Up the majestic spiral staircase, dubbed “An Ascent to Knowledge” by its designer and past more study areas stand the stacks—five window-lined floors of shelves dotted with private workspaces where generations of students have spent untold hours at work.

Considered a "living library" by its designer Richard J. Neutra, Swirbul Library has undergone dramatic renovations while remaining intergenerational.

Students in Swirbul Library gather at rows of group study tables, snacking and chatting as they finish papers or quiz one another with flashcards. Others huddle in collaboration studios where they use dry-erase walls and large digital screens to brainstorm ideas. Some seek peace in study lounges or watch 3-D printers whir to life in the 3-D printing studio.

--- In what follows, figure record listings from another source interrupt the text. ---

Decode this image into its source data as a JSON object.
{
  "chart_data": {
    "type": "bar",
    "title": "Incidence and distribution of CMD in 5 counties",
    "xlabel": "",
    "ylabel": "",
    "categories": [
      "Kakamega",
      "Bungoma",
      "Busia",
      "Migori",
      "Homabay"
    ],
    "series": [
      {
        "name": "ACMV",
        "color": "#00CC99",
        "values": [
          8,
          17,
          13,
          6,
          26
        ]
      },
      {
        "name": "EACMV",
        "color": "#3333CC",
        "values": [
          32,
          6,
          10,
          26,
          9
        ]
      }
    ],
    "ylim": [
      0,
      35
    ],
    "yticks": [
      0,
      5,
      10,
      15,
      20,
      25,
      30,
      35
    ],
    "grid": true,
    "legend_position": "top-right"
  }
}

Richard J. Neutra, the architect of Swirbul Library, envisioned a “living library”—an active, innovative space to replace the cramped holdings in Levermore Hall that could be adapted to meet future students’ needs. Since Swirbul opened in 1963, it has upheld this vision while remaining both peaceful and practical.

A 1982 renovation brought computer networking to the library, allowing students to instantly view collections from Swirbul and several other academic libraries. “Conducting research was a lot more tactile 20 years ago than it is now,” said Anna Konstantatos ’97, adjunct professor of anthropology at Adelphi. “We had to photocopy journal articles and use microfilm to read old newspaper articles. I spent a small fortune on photocopies.”

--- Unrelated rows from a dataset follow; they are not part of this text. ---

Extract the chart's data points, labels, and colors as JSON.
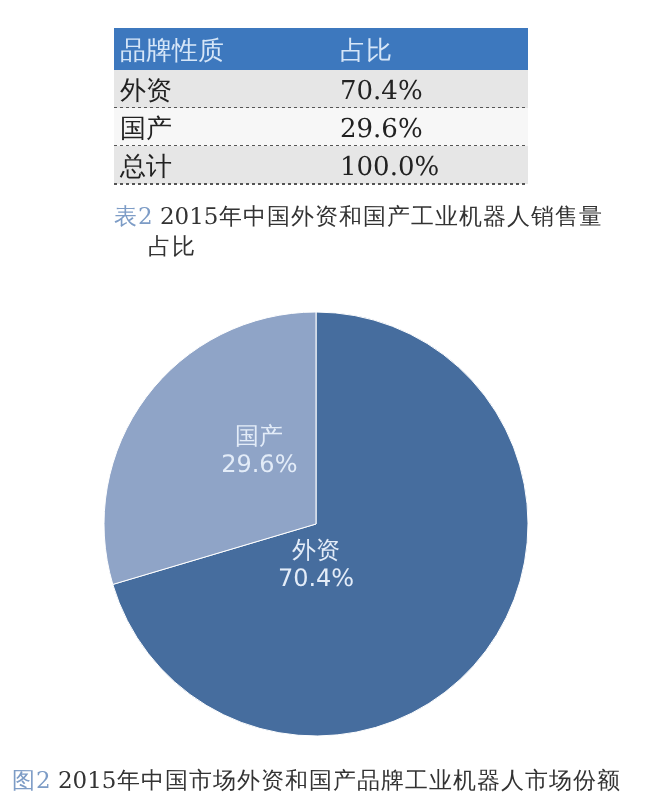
{
  "chart_data": [
    {
      "type": "other",
      "title": "表2 2015年中国外资和国产工业机器人销售量占比",
      "annotations": [
        "品牌性质",
        "占比",
        "外资",
        "70.4%",
        "国产",
        "29.6%",
        "总计",
        "100.0%"
      ]
    },
    {
      "type": "pie",
      "title": "图2 2015年中国市场外资和国产品牌工业机器人市场份额",
      "categories": [
        "外资",
        "国产"
      ],
      "values": [
        70.4,
        29.6
      ],
      "colors": [
        "#466d9e",
        "#8fa4c7"
      ],
      "value_labels": [
        "70.4%",
        "29.6%"
      ]
    }
  ]
}
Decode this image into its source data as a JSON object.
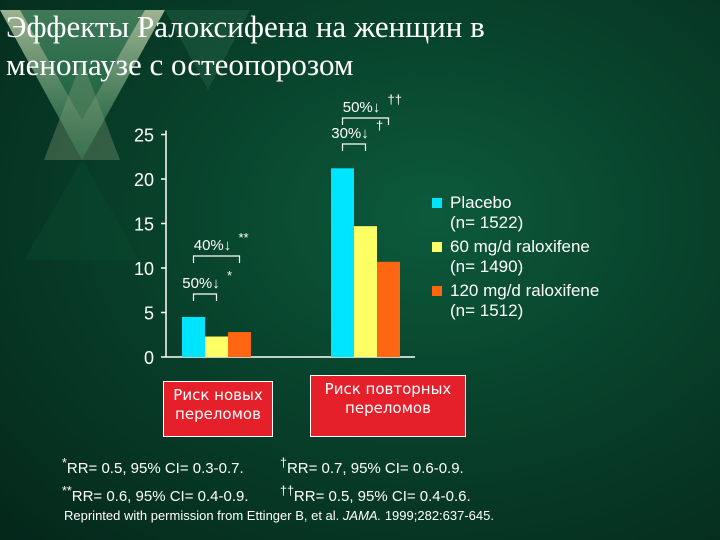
{
  "title": {
    "line1": "Эффекты Ралоксифена на женщин в",
    "line2": "менопаузе с остеопорозом"
  },
  "colors": {
    "background": "#064a30",
    "placebo": "#00e5ff",
    "raloxifene_60": "#ffff66",
    "raloxifene_120": "#ff6611",
    "category_box": "#e6202a"
  },
  "chart_data": {
    "type": "bar",
    "categories": [
      "Риск новых переломов",
      "Риск повторных переломов"
    ],
    "category_labels": [
      [
        "Риск новых",
        "переломов"
      ],
      [
        "Риск повторных",
        "переломов"
      ]
    ],
    "series": [
      {
        "name": "Placebo",
        "sub": "(n= 1522)",
        "values": [
          4.5,
          21.2
        ]
      },
      {
        "name": "60 mg/d raloxifene",
        "sub": "(n= 1490)",
        "values": [
          2.3,
          14.7
        ]
      },
      {
        "name": "120 mg/d raloxifene",
        "sub": "(n= 1512)",
        "values": [
          2.8,
          10.7
        ]
      }
    ],
    "ylim": [
      0,
      25
    ],
    "yticks": [
      0,
      5,
      10,
      15,
      20,
      25
    ],
    "ytick_labels": [
      "0",
      "5",
      "10",
      "15",
      "20",
      "25"
    ],
    "ylabel": "",
    "xlabel": "",
    "grid": false,
    "legend_position": "right",
    "annotations": [
      {
        "text": "50%↓",
        "mark": "*",
        "bracket": [
          0,
          0,
          0,
          1
        ]
      },
      {
        "text": "40%↓",
        "mark": "**",
        "bracket": [
          0,
          0,
          0,
          2
        ]
      },
      {
        "text": "30%↓",
        "mark": "†",
        "bracket": [
          1,
          0,
          1,
          1
        ]
      },
      {
        "text": "50%↓",
        "mark": "††",
        "bracket": [
          1,
          0,
          1,
          2
        ]
      }
    ]
  },
  "notes": {
    "row1": {
      "left_mark": "*",
      "left": "RR= 0.5, 95% CI= 0.3-0.7.",
      "right_mark": "†",
      "right": "RR= 0.7, 95% CI= 0.6-0.9."
    },
    "row2": {
      "left_mark": "**",
      "left": "RR= 0.6, 95% CI= 0.4-0.9.",
      "right_mark": "††",
      "right": "RR= 0.5, 95% CI= 0.4-0.6."
    }
  },
  "reprint": {
    "prefix": "Reprinted with permission from Ettinger B, et al.",
    "journal": "JAMA.",
    "suffix": "1999;282:637-645."
  }
}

Over the years, Swirbul has grown ever more social. “When you’re as busy as I am, you need the support of your friends to give you extra motivation,” said Amanda Irace ’17. “Knowing they are just as busy is comforting.”

While Swirbul has changed dramatically, its appeal remains intergenerational. Robert Moldwin ’80, M.D., returned to write a book at his same study spot 20 years after graduating. “Perhaps fed by some nostalgia, I thought that it would be terrific to go back to that same area of the library and get some ideas flowing,” he said. “It worked incredibly well.”